Green Algae Blooms in Ponds
Algae is a group of microorganisms that make their way into water bodies of all sizes. Algae cells can be carried to water by bird, land animal, boat, fishing gear, and even the air! The proliferation of algae depends on nutrients and sunlight to grow.
Types of pond algae
- Filamentous Algae
- Planktonic Algae
- Macroalgae (Chara)
Filamentous algae is commonly called string algae, hair algae, or pond scum. String algae begins growth at the bottom of the pond. There are many species of filamentous algae so not all algae blooms will look the same.
String algae can look like green mossy mats, slime or long hair-like strands. The color of filamentous algae is normally bright green to dark green.
Pithophora is a type of filamentous algae that has a cotton-like consistency. Spirogyra feels like wet silky hair.
As string algae matures it eventually releases to the surface of the pond. It becomes buoyant from the oxygen it is producing.
Is string algae bad for a pond?
While filamentous algae may not be visibly appealing it can provide some benefit to the pond. Algae is an essential part of a pond's ecosystem. It is a food source for invertebrates, protozoans, and fish.
If algae is covering the majority of the surface, this is a natural indicator that there are excess nutrients within the water. Steps should be taken to reduce nutrients to healthy levels within the pond or lake.

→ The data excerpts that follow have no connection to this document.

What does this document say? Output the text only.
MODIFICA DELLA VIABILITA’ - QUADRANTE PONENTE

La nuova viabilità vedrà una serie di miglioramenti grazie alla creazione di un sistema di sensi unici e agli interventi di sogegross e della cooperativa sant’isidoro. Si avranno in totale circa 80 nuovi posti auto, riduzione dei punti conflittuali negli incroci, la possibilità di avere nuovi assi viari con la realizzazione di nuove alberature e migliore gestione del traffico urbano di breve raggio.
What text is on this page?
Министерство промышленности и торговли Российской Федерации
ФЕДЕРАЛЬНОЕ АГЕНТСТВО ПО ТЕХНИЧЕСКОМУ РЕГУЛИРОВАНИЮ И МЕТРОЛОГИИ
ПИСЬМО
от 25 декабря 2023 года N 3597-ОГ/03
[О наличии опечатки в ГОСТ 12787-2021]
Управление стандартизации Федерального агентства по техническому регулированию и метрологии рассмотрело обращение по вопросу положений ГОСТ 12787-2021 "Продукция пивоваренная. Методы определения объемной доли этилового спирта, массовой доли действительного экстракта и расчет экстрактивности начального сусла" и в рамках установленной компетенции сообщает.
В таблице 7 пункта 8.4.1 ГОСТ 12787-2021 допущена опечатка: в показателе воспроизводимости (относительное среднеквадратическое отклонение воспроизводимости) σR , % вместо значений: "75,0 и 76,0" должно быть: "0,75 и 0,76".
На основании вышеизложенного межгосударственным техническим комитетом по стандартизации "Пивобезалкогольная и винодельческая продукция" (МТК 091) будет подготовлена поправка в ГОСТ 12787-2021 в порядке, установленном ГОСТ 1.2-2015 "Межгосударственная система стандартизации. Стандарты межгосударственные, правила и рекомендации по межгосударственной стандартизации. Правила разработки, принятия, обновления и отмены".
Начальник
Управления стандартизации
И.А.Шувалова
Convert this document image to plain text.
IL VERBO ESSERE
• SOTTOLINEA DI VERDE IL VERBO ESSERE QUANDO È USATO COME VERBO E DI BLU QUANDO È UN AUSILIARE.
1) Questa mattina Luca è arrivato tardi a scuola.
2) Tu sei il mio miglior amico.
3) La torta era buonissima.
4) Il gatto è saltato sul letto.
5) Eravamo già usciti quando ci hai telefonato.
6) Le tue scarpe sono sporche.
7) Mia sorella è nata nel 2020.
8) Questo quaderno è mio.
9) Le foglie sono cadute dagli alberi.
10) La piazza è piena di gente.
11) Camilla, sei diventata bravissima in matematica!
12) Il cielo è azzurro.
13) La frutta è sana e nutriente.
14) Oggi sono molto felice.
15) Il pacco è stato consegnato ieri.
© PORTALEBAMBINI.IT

Planktonic algae is commonly referred to as green water algae or pea soup algae. This single celled algae particles float freely throughout the pond causing water to appear discolored. Coloration of planktonic algae forms can be green, yellow, blue-green or brown.
Planktonic algae blooms can be a sign of a serious imbalance in a pond which can cause harm to fish. If visibility of pond measures less than 18 inches from the surface, steps should be taken to improve water conditions.
Algae Blooms can lead to fish kills
Like all forms of algae, planktonic blooms produce oxygen during the day. Algae consumes oxygen at night. A heavy planktonic bloom can result in a fish kill from oxygen uptake at night. These kills can also occur when there are consecutive overcast days. When sunlight is blocked, the planktonic algae consumes oxygen during the day instead of producing it.
Green Water Algae
Chara and nitella are types of macro-algae. They commonly misclassified as submerged weeds but are actually forms of algae. Chara is also known as muskgrass.
Chara algae produces stems with leaves growing in whorls around the stems. There is a gritty calcified outer coating. Chara has a skunk-like odor. It is typically found in hard water.
Nitella has similar looking growth to chara but lacks the gritty calcified coating and has no odor. Nitella algae is more delicate than chara. Nitella is typically found in acidic or soft water.
There is no root system with these macroalgae forms. Just like string algae, growth begins at the bottom of the pond and then releases to the surface in mats.